Static website hosting exposes a bucket endpoint (bucket.s3-website-region.amazonaws.com) without respecting private ACLs for objects referenced by the site. Sensitive files included via relative paths become accessible even without S3 API access.

Attack Chain in Practice

During a recent engagement, we escalated from an unauthenticated external position to exfiltrating customer PII in three steps:

1. Recon: aws s3 ls s3://target-exports/ --no-sign-request — bucket listed world-readable
2. Discovery: Found timestamped CSV exports of user records
3. Exfiltration: Synced 14 GB of data locally:
aws s3 sync s3://target-exports/ ./loot/ --no-sign-request

Total time: under 10 minutes.
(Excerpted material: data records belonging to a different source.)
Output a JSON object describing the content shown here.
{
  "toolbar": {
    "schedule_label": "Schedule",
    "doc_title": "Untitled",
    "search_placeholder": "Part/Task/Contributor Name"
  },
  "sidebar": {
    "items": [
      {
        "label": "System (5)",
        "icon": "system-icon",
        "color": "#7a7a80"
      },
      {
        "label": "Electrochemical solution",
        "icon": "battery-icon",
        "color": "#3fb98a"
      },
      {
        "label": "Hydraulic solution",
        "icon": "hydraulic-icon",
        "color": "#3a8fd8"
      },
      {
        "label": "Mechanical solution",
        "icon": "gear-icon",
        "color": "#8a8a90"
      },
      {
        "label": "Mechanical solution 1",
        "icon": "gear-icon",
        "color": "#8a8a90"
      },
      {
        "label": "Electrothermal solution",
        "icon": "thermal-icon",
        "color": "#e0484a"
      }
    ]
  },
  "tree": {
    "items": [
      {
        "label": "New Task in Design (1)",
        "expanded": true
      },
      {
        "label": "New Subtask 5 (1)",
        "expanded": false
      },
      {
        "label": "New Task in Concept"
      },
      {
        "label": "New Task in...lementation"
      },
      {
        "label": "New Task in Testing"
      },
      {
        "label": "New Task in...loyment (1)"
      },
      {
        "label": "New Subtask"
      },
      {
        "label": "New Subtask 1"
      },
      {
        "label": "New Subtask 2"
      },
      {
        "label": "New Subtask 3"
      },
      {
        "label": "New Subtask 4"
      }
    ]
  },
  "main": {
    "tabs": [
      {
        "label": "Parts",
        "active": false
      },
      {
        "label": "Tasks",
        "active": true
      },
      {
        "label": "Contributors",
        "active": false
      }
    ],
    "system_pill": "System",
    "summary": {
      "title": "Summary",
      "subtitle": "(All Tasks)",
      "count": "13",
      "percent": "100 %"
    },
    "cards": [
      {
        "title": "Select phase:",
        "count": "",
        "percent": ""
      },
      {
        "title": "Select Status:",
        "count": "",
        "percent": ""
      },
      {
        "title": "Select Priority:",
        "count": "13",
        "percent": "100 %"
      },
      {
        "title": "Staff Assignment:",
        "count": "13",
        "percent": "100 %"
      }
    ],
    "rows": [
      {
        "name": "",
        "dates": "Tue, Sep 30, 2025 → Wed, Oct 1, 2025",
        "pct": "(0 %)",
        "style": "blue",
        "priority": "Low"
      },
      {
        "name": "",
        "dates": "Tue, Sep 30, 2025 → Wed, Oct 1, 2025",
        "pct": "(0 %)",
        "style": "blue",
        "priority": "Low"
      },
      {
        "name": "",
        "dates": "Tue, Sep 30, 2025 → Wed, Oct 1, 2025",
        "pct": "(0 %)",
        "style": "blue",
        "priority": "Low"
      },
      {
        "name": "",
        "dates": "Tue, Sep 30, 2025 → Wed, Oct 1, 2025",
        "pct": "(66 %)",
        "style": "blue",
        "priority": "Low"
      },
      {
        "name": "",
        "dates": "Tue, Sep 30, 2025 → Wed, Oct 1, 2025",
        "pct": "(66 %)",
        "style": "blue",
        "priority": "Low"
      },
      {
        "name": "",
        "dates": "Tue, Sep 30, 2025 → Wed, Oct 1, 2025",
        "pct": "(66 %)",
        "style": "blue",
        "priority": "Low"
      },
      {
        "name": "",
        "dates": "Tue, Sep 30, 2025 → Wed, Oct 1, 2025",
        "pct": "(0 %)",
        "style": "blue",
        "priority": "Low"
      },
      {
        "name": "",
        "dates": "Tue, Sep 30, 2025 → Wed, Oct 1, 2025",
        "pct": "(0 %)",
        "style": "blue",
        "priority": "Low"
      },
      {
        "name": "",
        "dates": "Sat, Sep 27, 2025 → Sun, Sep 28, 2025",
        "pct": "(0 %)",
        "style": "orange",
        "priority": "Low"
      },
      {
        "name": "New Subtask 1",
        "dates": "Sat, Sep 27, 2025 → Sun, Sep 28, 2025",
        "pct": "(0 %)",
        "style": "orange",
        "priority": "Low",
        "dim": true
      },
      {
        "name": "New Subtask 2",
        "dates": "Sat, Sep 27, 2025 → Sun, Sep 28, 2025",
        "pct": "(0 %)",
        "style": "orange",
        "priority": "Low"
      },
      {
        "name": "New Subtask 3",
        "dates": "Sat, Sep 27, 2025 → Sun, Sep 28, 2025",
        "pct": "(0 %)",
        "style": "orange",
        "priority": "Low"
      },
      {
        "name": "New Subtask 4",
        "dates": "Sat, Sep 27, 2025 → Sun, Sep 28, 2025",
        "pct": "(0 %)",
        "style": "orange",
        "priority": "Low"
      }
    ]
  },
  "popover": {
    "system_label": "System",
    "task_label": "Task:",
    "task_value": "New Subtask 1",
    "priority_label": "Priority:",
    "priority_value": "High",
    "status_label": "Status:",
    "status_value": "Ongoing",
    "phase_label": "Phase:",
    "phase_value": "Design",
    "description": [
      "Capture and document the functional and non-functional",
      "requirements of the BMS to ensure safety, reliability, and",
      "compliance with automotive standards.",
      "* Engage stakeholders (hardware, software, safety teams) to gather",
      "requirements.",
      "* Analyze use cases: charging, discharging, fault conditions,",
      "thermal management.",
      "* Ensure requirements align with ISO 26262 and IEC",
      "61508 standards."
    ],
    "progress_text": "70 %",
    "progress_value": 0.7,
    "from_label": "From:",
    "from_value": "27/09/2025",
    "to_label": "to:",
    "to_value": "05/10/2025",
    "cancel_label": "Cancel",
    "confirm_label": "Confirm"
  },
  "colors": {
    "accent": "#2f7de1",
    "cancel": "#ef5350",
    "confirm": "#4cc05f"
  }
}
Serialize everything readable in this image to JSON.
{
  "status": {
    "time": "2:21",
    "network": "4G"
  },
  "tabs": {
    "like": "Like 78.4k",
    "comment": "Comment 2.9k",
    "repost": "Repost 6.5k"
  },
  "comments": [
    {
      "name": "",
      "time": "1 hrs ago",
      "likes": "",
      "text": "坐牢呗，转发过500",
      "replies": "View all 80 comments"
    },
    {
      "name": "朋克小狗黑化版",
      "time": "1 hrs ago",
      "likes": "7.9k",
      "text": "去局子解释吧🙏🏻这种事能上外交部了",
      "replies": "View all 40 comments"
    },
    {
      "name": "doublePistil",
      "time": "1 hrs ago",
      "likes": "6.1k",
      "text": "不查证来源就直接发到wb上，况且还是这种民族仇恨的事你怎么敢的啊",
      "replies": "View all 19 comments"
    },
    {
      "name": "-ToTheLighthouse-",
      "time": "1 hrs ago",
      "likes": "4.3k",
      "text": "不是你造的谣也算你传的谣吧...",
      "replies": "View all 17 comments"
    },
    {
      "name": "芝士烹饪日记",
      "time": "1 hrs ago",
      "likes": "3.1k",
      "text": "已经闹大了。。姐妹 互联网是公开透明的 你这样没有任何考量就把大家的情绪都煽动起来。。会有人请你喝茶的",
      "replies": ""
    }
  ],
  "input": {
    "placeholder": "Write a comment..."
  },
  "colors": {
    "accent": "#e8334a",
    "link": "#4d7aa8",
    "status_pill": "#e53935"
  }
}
No authentication required.

What Correct Looks Like

`json
{
"Version": "2012-10-17",
"Statement": [
{
"Effect": "Deny",
"Principal": "*",
"Action": "s3:*",
"Resource": [
"arn:aws:s3:::company-backups",
"arn:aws:s3:::company-backups/*"
],
"Condition": {
"Bool": { "aws:SecureTransport": "false" }
}
},
{
"Effect": "Allow",
"Principal": { "AWS": "arn:aws:iam::123456789012:role/BackupWriter" },
"Action": ["s3:PutObject"],
"Resource": "arn:aws:s3:::company-backups/*"
}
]
}
`

Pair this with Block Public Access enabled at the account level, server-side encryption, and CloudTrail logging on the bucket.

Testing Your Own Buckets

`bash

Unauthenticated listing


aws s3 ls s3://your-bucket --no-sign-request

Check public access block


aws s3api get-public-access-block --bucket your-bucket

List effective policy


aws s3api get-bucket-policy --bucket your-bucket | jq .
``

If the first command returns results, you have a misconfiguration.